A Good Hammer, is now available from Timberline Press. Timberline produces beautiful hand-made, limited-edition, letterpress art books.
Beyond the art and craft of the poetry, A Good Hammer is a limited edition, signed and numbered, collectible. Because there will be no “second print run,” and due to the financial limitations of small press enterprises, you have this opportunity to order your copy of A Good Hammer while the supply lasts.
Praise for A Good Hammer…
From Kathleen Driskell, associate director Spalding University MFA in Writing program, associate editor of The Louisville Review, and author of the national bestseller Seed Across Snow: Poems
Albert DeGenova’s new poetry in A Good Hammer is full of musical moments that leap from the page, calling us to consider the complicated whole of a man’s life. Exploring “fatherblood,” “divorce’s rough cut hole,” and the many lessons a man might learn from his growing sons, this collection unfolds like a fugue, interweaving poems that are honest and accomplished, strains that lament, soothe, and rejoice. A Good Hammer reminds the reader that though a modern-day family might inhabit many households, its ties are never fully unraveled.

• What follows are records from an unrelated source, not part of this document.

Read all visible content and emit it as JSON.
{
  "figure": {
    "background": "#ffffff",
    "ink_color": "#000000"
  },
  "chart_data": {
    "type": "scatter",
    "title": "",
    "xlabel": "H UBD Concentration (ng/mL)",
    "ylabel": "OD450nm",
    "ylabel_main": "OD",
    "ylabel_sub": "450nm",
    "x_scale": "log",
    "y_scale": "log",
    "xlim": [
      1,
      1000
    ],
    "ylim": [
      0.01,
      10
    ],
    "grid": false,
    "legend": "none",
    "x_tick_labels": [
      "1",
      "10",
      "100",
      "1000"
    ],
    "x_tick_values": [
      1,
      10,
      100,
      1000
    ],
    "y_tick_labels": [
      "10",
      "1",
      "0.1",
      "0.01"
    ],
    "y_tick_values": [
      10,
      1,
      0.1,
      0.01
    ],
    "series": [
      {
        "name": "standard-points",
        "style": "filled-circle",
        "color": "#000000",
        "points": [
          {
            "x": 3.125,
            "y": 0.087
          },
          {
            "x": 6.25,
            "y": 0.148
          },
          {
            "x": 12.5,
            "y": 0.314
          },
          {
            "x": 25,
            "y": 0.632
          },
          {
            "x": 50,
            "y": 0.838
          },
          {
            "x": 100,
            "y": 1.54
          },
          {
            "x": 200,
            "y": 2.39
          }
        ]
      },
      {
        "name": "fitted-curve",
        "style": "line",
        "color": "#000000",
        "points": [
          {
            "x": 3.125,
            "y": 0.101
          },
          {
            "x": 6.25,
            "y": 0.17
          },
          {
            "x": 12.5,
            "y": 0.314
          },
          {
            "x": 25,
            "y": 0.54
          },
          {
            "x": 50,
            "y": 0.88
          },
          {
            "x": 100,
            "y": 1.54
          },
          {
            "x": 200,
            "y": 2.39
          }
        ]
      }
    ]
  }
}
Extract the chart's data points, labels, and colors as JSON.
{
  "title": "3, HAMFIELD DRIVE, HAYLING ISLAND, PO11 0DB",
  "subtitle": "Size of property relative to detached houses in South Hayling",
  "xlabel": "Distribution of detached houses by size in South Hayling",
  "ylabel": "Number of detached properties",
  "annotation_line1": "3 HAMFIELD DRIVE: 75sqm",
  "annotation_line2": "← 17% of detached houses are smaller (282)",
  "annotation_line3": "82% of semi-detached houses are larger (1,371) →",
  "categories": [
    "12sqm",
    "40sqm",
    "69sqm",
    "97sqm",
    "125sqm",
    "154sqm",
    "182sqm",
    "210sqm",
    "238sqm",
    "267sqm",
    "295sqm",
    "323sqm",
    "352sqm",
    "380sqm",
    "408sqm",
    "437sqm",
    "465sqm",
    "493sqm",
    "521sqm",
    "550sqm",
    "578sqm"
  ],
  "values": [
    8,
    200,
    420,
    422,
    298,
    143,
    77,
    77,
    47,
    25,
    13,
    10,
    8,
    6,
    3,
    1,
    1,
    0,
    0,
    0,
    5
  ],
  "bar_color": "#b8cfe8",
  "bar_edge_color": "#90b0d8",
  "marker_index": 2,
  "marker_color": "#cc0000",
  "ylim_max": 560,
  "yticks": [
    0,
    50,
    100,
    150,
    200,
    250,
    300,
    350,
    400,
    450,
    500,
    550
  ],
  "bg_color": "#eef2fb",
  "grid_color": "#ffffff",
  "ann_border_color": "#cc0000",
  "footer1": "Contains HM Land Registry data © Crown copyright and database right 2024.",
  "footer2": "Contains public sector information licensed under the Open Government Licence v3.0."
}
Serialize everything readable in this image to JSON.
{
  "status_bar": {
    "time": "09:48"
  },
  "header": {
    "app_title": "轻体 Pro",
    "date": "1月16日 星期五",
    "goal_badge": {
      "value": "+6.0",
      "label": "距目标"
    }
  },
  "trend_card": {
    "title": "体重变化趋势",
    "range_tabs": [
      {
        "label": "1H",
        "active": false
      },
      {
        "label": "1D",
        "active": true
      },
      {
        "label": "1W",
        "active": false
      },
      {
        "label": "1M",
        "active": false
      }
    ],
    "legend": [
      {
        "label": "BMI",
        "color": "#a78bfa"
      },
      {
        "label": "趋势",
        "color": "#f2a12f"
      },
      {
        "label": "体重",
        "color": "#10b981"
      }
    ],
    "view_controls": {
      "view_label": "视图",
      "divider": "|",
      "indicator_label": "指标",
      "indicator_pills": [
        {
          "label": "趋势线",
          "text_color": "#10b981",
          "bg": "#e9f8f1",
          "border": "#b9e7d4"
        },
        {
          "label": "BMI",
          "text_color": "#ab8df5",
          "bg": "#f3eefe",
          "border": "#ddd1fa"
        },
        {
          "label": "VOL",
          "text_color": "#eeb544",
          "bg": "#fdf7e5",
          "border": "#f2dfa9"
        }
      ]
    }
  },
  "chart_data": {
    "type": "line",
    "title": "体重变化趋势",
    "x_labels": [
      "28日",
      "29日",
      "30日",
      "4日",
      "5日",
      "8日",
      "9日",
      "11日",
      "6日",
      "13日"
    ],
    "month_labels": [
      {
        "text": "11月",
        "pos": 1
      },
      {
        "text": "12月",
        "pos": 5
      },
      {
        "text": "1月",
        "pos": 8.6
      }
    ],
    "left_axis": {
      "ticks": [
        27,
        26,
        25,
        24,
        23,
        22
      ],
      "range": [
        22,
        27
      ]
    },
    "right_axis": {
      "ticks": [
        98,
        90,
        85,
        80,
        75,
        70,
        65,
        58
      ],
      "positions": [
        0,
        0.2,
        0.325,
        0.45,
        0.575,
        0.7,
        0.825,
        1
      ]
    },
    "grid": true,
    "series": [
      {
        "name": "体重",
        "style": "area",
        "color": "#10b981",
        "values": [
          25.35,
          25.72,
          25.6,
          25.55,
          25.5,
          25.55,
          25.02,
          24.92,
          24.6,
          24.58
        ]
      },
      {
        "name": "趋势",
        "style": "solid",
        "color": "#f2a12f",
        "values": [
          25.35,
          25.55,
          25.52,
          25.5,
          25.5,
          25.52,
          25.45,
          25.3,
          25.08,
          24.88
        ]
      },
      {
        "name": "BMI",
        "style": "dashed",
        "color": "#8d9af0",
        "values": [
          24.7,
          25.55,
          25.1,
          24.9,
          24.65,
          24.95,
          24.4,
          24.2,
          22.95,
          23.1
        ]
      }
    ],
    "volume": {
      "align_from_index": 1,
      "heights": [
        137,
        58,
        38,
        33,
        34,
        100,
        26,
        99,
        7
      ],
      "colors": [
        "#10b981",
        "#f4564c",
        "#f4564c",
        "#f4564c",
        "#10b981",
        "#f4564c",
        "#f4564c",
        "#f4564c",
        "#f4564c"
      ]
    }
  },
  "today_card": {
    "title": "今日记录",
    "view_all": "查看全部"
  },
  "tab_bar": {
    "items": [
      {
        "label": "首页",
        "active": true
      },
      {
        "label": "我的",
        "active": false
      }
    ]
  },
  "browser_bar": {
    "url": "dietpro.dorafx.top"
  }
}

From Ralph Hamilton, poet and editor of RHINO magazine:
Perhaps it’s in “pockets stuffed / with brown paper bags that / smell of Swiss cheese / and peanut butter and limp garlic pickles.” Perhaps in the cool moonglow touch of each finger on a saxophone’s keys, or three young women in black bikinis riding bikes in the rain, or in the “baby finding her toes.” Or maybe in “splinters, the little / cuts that never bleed.” Even, the simple wine-rich romance of how “she washed my back, / I combed her hair.” Whatever, wherever, the transcendental catalyst that makes a book of poems come fully alive—take breath, aching, literally begin pulsing on the page, grow more vital, more necessary with each poem—Al DeGenova’s A Good Hammer has it in spades. Skillfully crafted and deeply humane, Hammer celebrates the lasting, sonorous bond between fathers and sons, husbands and wives, the power of families, the simple joys of ordinary life, of music and dance; but also the fact of failure, of loss, of disease, divorce, the need for forgiveness, the sad fortunate gift of what the Portuguese sumptuously call saudade (and we, meagerly, longing). For DeGenova love is corporeal. And it lives at the center of this moving collection: not love as easy sentiment, but as blood and gossamer air, as beat and beauty, as hunger and bliss. DeGenova finds this link even in long forgotten words written on a yellowed cocktail napkin discovered “inside his father’s black fisherman’s cap – / a jagged sweat line, dry salt; a wiry / white hair caught / in a seam…” It’s no wonder the collection begins with a quote from Basho, the Japanese master of the brief, brilliant, firefly moment. Like its namesake poem, A Good Hammer delights in the living legacy of everything that binds us to each other and to the world, the one true thing, finally, “you can hold in [your] hand.”